Super 05
Cameron Johnston in Super

This year, Monkeyman Productions’ annual 4-play showcase of new, geek-oriented works takes a darker tenor than years past. The shift doesn’t feel like a deliberate one so much as a coincidence of tone amongst the best of this year’s script submissions but it has two pronounced effects. The first is the sad elimination of geek-music duo Debs & Errol (their lighthearted interludes just wouldn’t have fit in with the selected plays), the second is an overall rise in dramatic consequence. All four of 2013’s chosen plays have sky-high emotional stakes and, while that doesn’t leave as much room for amusing reference-heavy banter, it does exemplify how geek theatre doesn’t have to compromise depth for genre.
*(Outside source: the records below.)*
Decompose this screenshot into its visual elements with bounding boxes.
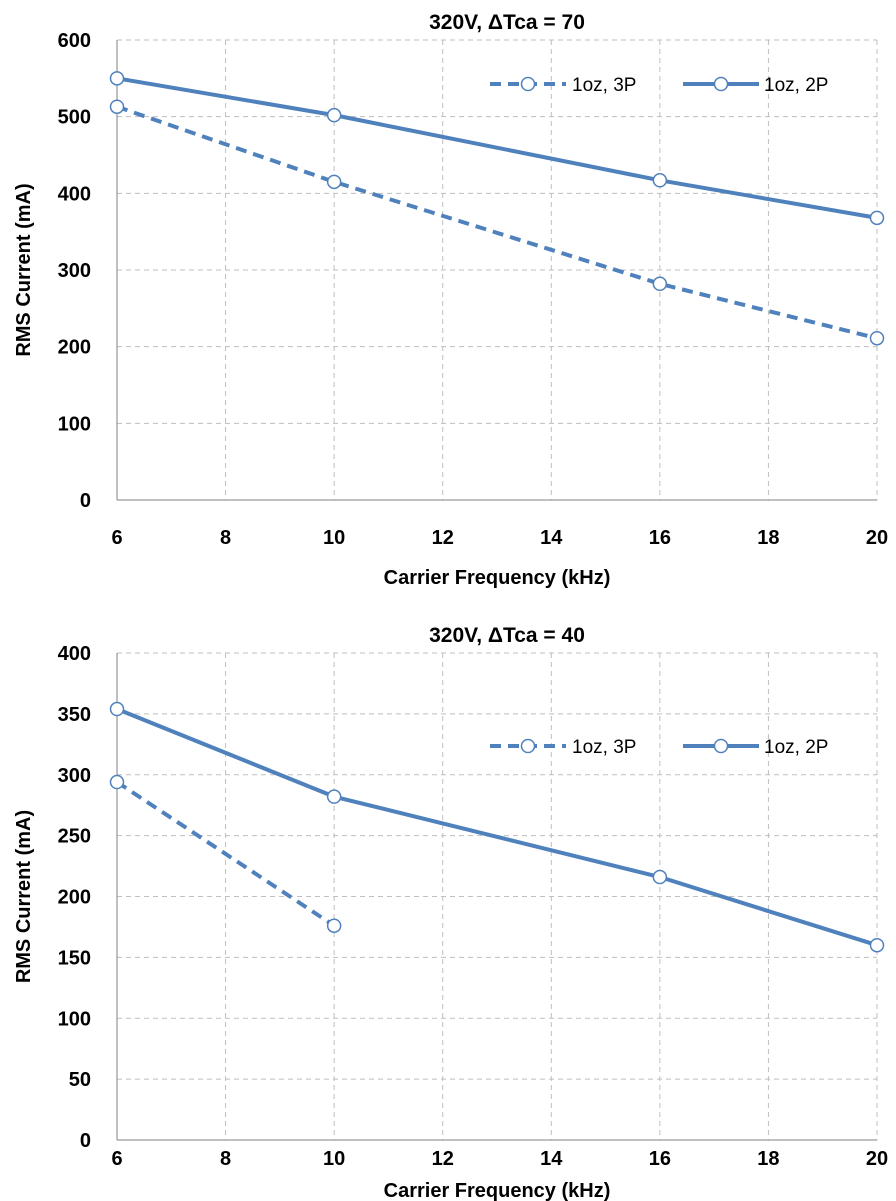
y-axis-label: RMS Current (mA) (13, 183, 35, 356)
y-tick-label: 100 (58, 1008, 91, 1030)
legend-label: 1oz, 3P (572, 75, 636, 96)
data-point (326, 789, 342, 804)
series-line (116, 707, 878, 948)
x-axis-label: Carrier Frequency (kHz) (384, 567, 611, 589)
chart-1: 0 100 200 300 400 500 600 6 8 10 12 14 16 18 20 320V, Δ… (13, 11, 888, 589)
series-1 (109, 99, 885, 346)
legend-marker (713, 738, 729, 754)
data-point (326, 107, 342, 123)
x-tick-label: 10 (323, 527, 345, 549)
series-2 (109, 701, 885, 953)
legend: 1oz, 3P 1oz, 2P (490, 75, 828, 96)
legend-label: 1oz, 2P (764, 737, 828, 758)
x-tick-label: 12 (432, 1148, 454, 1170)
chart-title: 320V, ΔTca = 40 (429, 624, 585, 647)
x-tick-label: 6 (111, 527, 122, 549)
x-tick-label: 16 (649, 1148, 671, 1170)
y-tick-label: 400 (58, 643, 91, 665)
data-point (869, 210, 885, 226)
x-tick-label: 20 (866, 1148, 888, 1170)
x-tick-label: 8 (220, 527, 231, 549)
x-tick-label: 20 (866, 527, 888, 549)
y-tick-label: 500 (58, 107, 91, 129)
legend-item: 1oz, 3P (490, 75, 636, 96)
legend-marker (713, 76, 729, 92)
y-tick-label: 350 (58, 704, 91, 726)
series-1 (109, 774, 342, 933)
y-tick-label: 600 (58, 30, 91, 52)
y-tick-label: 200 (58, 337, 91, 359)
legend-marker (520, 738, 536, 754)
data-point (326, 174, 342, 190)
legend-marker (520, 76, 536, 92)
legend-label: 1oz, 2P (764, 75, 828, 96)
y-tick-label: 100 (58, 413, 91, 435)
data-point (652, 276, 668, 292)
y-tick-label: 250 (58, 826, 91, 848)
y-tick-label: 300 (58, 765, 91, 787)
x-tick-label: 14 (540, 1148, 563, 1170)
y-tick-label: 300 (58, 260, 91, 282)
y-tick-label: 150 (58, 947, 91, 969)
y-tick-label: 200 (58, 887, 91, 909)
data-point (109, 71, 125, 86)
legend-label: 1oz, 3P (572, 737, 636, 758)
data-point (109, 774, 125, 790)
data-point (326, 918, 342, 933)
chart-2: 0 50 100 150 200 250 300 350 400 6 8 10 12 14 16 18 20 32… (13, 624, 888, 1201)
y-tick-label: 400 (58, 183, 91, 205)
data-point (869, 937, 885, 953)
gridlines (117, 652, 878, 1140)
legend-item: 1oz, 3P (490, 737, 636, 758)
x-tick-label: 18 (757, 527, 779, 549)
legend-item: 1oz, 2P (683, 75, 828, 96)
x-tick-label: 16 (649, 527, 671, 549)
series-line (116, 76, 878, 220)
x-tick-label: 6 (111, 1148, 122, 1170)
gridlines (117, 39, 878, 500)
y-tick-label: 0 (80, 490, 91, 512)
data-point (869, 330, 885, 346)
x-tick-label: 14 (540, 527, 563, 549)
data-point (652, 173, 668, 188)
legend-item: 1oz, 2P (683, 737, 828, 758)
x-axis-label: Carrier Frequency (kHz) (384, 1180, 611, 1201)
series-line (116, 104, 878, 341)
y-axis-label: RMS Current (mA) (13, 810, 35, 983)
series-line (115, 780, 336, 928)
chart-title: 320V, ΔTca = 70 (429, 11, 585, 34)
legend: 1oz, 3P 1oz, 2P (490, 737, 828, 758)
x-tick-label: 18 (757, 1148, 779, 1170)
x-tick-label: 10 (323, 1148, 345, 1170)
y-tick-label: 50 (69, 1069, 91, 1091)
data-point (109, 701, 125, 717)
series-2 (109, 71, 885, 226)
data-point (109, 99, 125, 114)
y-tick-label: 0 (80, 1130, 91, 1152)
data-point (652, 869, 668, 885)
x-tick-label: 8 (220, 1148, 231, 1170)
x-tick-label: 12 (432, 527, 454, 549)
I don’t mean to say that this year’s showcase isn’t funny. In fact, my two favourite pieces in the mix could be called comedies, or at least dark comedies. The first is Adam Esquenazi Douglas’ Game Over: a Suicide Note, a one-man show that can only really be described as Existential Mario. Douglas mines the absurdity of the improbably varied Mario universe and finds poignancy in the video game hero’s endless, autonomy-less existence (and, most touchingly, in the profession of plumbing as a calling). Despite looking less like the iconic Mario than I do, Mitchell Court is splendid in the role, balancing the comfortingly familiar catchphrases with heartbreaking hopelessness and just a touch of the mania of a man who’s spent his life collecting coins and dodging shells.
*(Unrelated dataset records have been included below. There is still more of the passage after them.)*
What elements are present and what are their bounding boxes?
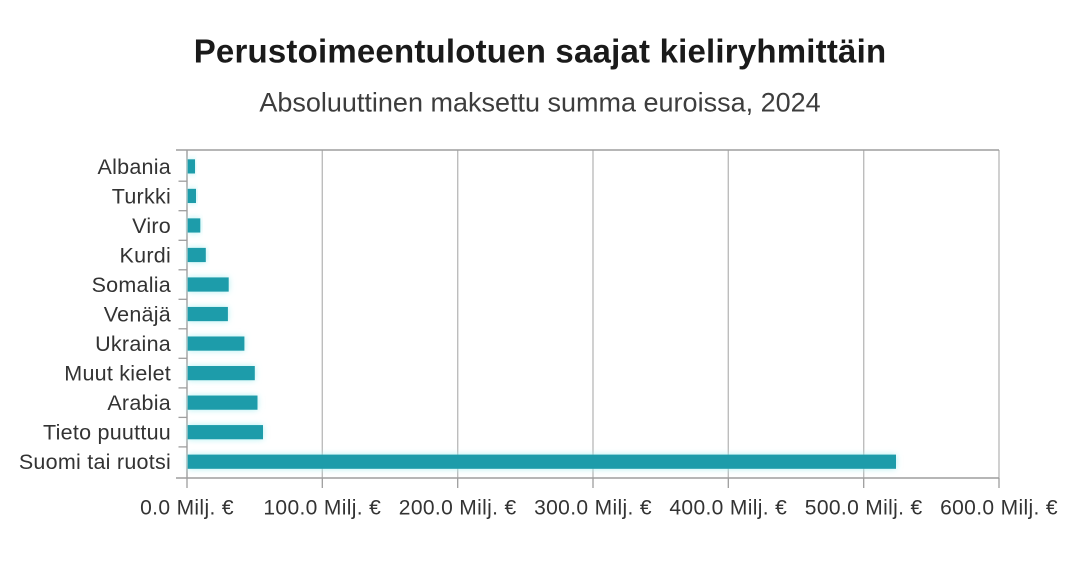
svg-text:Ukraina: Ukraina [95,332,171,356]
svg-text:300.0 Milj. €: 300.0 Milj. € [534,497,652,520]
svg-text:Turkki: Turkki [112,184,171,208]
svg-text:Viro: Viro [132,214,171,238]
svg-text:Absoluuttinen maksettu summa e: Absoluuttinen maksettu summa euroissa, 2… [259,88,820,118]
svg-text:100.0 Milj. €: 100.0 Milj. € [263,497,381,520]
svg-text:Perustoimeentulotuen saajat ki: Perustoimeentulotuen saajat kieliryhmitt… [194,33,887,70]
svg-text:200.0 Milj. €: 200.0 Milj. € [399,497,517,520]
svg-text:Arabia: Arabia [107,391,171,415]
svg-text:600.0 Milj. €: 600.0 Milj. € [940,497,1058,520]
svg-text:Albania: Albania [98,155,171,179]
svg-text:Tieto puuttuu: Tieto puuttuu [43,421,171,445]
svg-text:0.0 Milj. €: 0.0 Milj. € [140,497,234,520]
svg-text:500.0 Milj. €: 500.0 Milj. € [805,497,923,520]
svg-text:Somalia: Somalia [92,273,171,297]
svg-text:Venäjä: Venäjä [104,302,171,326]
svg-text:Suomi tai ruotsi: Suomi tai ruotsi [19,450,171,474]
svg-text:400.0 Milj. €: 400.0 Milj. € [669,497,787,520]
svg-text:Kurdi: Kurdi [120,243,171,267]
svg-text:Muut kielet: Muut kielet [64,362,171,386]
The showcase’s middle two pieces are less memorable though still fairly strong. For In Black and White, Artistic Director Martin Chodorek (the evening’s charmingly informal host) cast 2011 My Theatre Award nominee Martha Girvin and our very own Leeman Kessler in a dance of ambiguous nature, at least in the beginning. As playwright Michael Trottier’s darkly sad premise unveils itself, Girvin and Kessler work pieces of honesty into their carefully crafted plays on film noir archetypes. It’s a study in precision that works splendidly at moments and gets a little lost in others (though I will say that the whole affair would have been greatly helped along by a little sexier costuming; poor Girvin is working doubletime to overcome her surprisingly dowdy getup).

Chloe Whitehorn’s Wasting Time comes next after intermission (I said this last year but why are we doing intermission for an hour show?) and, though startling in its intensity, it was the only one of the four plays that left me wanting more from both a storytelling and character development standpoint. I suppose some sort of rumination on parallel timelines is to be expected in a geek-focused showcase, especially one that’s darker in tone, but I didn’t get much intellectual conclusion from Whitehorn’s text. Victoria Urquhart’s direction is strong (the fight choreo is excellent, though the scene transitions are too slow) and the actors (Adam Cresswell and Jeffrey Henderson) deliver the terror, defiance, conflict and intimidation that the audience needs from them. But what it all leads to I’m still not too sure.

The performance’s final piece- Super by Monkeyman’s Resident Playwright DJ Sylvis- was by far my favourite. In fact, it was one of my favourite things I’ve seen in quite some time. Cameron Johnston is funny, fragile, and intensely likable as a man whose acting aspirations have panned out only as far as donning a Superman suit to take photos with tourists for tips. Sylvis’ script is clever and fun but also packed with genuine sadness and longing. His only character is a man who is at once the audience’s easy object of pity and one of the more inspiring characters I’ve seen. The optimism and faith he musters, the utter dedication, the kindness in the face of being ignored and taken advantage of and looking like a fool. My favourite moment in the play is when he explains why he asks for tips in his own voice instead of in character: “I don’t want them to think less of Superman” he says. That just about broke my heart. Here’s a guy as down on his luck as he’s likely to get and he’s worried about preserving the reputation of a fictional character so that he can live in peoples’ minds as a beacon of hope instead of a guy who needs money for rent. Sylvis and Johnston nearly had me in tears as the character (did he have a name? I hope not, because the metaphor of my already having forgotten it is just too much to handle) wondered at not the unattainable perfection of Superman but how even Clark Kent seemed to have the whole world conquered. Then, putting on his jacket over his costume, he tells us that “I used to have a place to change, but then they started locking the men’s room”. Super is a painfully relatable, sad but hopeful examination of a good guy’s small life as a “superhero” and is the crowning achievement of Monkeyman’s truly excellent 2013 showcase.